Creutzfeldt-Jakob Disease

CJD occurs worldwide and the estimated annual incidence in many countries, including the United States, has been reported to be about one case per million population.

Creutzfeldt-Jakob Disease is a reportable disease in Oklahoma.

While CJD can be transmitted to other people, it cannot be transmitted through the air, through touching, or most other forms of casual contact. However, direct or indirect contact with brain tissue or spinal cord fluid from infected patients should be avoided to prevent transmission of the disease through these materials.

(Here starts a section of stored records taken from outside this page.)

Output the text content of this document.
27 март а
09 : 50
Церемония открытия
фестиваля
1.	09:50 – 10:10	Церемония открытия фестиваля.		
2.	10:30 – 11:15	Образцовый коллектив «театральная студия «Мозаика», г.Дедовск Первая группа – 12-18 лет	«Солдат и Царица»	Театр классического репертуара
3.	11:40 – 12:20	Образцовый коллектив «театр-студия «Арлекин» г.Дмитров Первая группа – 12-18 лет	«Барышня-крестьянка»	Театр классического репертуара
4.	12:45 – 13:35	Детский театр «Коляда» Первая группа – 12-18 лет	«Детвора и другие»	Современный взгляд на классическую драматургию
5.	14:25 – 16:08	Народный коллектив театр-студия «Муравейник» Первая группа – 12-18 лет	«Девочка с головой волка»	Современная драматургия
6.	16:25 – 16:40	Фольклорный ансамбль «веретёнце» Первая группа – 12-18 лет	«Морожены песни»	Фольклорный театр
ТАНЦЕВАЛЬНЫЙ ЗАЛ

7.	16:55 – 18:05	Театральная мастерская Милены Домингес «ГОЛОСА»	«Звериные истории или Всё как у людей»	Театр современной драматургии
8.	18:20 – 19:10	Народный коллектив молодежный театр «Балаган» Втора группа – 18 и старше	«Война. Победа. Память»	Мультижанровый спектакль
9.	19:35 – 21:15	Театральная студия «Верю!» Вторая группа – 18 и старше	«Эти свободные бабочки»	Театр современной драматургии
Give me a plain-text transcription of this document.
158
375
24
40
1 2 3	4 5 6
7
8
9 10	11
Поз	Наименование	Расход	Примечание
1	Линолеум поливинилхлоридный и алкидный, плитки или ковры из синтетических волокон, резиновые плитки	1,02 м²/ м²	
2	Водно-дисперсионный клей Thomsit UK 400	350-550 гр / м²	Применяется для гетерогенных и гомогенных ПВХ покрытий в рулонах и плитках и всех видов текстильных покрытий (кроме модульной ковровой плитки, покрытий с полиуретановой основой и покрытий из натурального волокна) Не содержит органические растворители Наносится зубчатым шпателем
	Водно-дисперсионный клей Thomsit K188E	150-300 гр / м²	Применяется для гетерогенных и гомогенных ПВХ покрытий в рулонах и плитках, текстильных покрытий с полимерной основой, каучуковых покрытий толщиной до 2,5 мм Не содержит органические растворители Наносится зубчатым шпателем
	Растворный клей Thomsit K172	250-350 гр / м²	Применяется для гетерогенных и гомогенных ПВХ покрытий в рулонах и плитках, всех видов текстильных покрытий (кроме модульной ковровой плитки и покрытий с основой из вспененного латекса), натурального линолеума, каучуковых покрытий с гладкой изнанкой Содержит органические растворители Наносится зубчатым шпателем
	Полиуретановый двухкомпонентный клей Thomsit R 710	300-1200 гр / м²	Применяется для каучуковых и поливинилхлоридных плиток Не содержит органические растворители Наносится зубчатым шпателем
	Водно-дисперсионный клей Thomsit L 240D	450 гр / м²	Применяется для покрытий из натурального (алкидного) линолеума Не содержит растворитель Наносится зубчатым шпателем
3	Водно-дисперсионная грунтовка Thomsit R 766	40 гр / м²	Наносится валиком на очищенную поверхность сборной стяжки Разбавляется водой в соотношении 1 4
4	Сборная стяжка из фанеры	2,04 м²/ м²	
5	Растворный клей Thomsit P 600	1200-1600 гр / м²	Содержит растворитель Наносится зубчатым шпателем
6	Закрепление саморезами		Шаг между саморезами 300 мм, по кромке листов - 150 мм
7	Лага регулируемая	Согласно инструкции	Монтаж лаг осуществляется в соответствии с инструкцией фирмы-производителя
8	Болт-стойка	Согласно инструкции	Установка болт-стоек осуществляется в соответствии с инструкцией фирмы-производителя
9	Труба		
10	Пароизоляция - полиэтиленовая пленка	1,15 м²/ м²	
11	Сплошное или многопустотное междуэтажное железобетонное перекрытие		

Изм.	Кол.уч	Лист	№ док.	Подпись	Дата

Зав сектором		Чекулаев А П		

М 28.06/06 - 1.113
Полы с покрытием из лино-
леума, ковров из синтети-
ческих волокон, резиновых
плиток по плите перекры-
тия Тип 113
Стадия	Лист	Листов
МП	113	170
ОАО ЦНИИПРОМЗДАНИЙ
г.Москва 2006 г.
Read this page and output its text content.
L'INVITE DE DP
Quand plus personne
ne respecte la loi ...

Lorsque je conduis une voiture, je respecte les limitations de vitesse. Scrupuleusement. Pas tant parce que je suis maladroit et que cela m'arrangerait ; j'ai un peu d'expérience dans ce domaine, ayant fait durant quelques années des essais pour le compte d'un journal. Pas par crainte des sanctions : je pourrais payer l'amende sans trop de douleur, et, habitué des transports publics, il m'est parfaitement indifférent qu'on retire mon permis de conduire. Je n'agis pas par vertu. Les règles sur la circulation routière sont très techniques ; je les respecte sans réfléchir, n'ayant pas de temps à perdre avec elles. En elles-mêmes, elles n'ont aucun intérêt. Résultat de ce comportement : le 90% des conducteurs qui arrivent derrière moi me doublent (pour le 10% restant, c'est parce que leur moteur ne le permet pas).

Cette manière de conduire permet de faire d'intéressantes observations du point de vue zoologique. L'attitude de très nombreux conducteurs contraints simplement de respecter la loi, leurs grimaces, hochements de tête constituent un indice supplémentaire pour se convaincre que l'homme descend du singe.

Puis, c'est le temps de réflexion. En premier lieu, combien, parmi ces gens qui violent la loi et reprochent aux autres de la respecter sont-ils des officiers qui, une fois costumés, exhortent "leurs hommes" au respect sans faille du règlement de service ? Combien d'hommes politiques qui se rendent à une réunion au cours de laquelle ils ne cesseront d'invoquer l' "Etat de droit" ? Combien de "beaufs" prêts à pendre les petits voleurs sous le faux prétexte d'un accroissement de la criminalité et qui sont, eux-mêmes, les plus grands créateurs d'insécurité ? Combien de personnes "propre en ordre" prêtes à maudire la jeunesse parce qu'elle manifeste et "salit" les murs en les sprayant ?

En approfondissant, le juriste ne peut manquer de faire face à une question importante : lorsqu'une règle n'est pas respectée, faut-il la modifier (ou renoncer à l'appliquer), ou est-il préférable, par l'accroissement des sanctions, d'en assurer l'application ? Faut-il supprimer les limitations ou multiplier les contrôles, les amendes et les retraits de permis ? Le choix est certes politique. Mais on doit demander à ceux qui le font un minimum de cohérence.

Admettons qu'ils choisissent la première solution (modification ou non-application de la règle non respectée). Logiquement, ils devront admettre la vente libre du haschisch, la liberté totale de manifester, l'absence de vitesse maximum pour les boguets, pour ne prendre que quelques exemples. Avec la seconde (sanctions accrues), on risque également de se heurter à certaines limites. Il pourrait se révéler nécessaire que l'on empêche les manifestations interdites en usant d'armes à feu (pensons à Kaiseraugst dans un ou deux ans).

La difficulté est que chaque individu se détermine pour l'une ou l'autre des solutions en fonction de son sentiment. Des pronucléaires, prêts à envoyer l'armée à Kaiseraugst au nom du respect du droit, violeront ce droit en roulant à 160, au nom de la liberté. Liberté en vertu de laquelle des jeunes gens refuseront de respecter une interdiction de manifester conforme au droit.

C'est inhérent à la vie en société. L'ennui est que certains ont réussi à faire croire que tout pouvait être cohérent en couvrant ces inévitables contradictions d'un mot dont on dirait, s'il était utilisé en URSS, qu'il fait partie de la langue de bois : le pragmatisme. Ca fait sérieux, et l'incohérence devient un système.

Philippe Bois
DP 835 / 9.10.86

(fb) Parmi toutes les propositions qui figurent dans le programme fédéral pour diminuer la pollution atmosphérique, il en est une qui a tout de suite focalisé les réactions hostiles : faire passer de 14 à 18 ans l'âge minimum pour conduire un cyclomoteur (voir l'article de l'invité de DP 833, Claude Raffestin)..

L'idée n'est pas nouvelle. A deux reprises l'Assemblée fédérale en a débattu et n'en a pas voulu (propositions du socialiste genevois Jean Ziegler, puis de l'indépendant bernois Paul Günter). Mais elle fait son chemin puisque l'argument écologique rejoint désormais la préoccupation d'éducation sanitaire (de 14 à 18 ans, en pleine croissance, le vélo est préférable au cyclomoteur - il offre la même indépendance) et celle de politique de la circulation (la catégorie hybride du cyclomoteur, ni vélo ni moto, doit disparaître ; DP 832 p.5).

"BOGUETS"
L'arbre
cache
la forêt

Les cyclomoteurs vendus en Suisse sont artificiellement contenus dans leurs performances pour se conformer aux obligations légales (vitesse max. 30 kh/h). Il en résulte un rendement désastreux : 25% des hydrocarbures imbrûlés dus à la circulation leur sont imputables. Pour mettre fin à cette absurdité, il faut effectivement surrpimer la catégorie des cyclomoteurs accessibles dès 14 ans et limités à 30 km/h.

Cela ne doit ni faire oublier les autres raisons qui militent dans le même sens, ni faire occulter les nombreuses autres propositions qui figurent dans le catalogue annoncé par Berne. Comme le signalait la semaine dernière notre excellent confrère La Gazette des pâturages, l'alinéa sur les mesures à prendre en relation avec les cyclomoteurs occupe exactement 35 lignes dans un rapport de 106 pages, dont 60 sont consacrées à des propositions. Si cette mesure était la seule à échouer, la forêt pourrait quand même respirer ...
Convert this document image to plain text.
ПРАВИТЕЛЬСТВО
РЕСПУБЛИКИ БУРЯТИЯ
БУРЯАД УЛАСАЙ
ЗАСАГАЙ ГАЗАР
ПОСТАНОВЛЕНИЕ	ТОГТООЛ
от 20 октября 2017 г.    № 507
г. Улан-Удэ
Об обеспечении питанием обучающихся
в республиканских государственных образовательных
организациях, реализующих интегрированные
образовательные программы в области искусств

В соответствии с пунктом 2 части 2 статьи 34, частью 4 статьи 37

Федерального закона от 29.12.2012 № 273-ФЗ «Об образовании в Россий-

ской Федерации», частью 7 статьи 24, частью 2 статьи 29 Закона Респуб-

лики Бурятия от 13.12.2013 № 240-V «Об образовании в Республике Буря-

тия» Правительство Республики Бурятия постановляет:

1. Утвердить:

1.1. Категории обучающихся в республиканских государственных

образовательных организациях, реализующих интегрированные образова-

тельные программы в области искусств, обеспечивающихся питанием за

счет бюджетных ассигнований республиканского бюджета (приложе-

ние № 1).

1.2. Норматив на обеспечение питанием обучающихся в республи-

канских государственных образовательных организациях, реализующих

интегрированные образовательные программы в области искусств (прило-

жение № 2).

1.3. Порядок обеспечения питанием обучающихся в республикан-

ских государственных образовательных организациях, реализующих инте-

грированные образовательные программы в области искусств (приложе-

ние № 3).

Normal sterilization procedures such as cooking, washing, and boiling do not destroy prions. The tissues and fluids considered infectious for CJD are corneas, brain and spinal cord tissue, and cerebrospinal fluid. For the routine daily care of a CJD patient, universal precautions are considered adequate. Caregivers, healthcare workers, and undertakers should take the following precautions when they are working with a person with CJD:

• Wash hands and exposed skin before eating, drinking, or smoking.
• Cover cuts and abrasions with waterproof dressings.
• Wear surgical gloves when handling a patient’s tissues and fluids or dressing the patient’s wounds.
  
• Avoid cutting or sticking themselves with instruments contaminated by the patient’s blood or other tissues.
  
• Use face protection if there is a risk of splashing contaminated material such as blood or cerebrospinal fluid.
  
• Soak instruments that have come in contact with the patient in undiluted chlorine bleach for an hour or more, then use an autoclave (pressure cooker) to sterilize them in distilled water for at least one hour at 132° - 134° Centigrade.

There is no treatment that can cure or control CJD. Current treatment for CJD is aimed at helping symptoms and making the patient as comfortable as possible.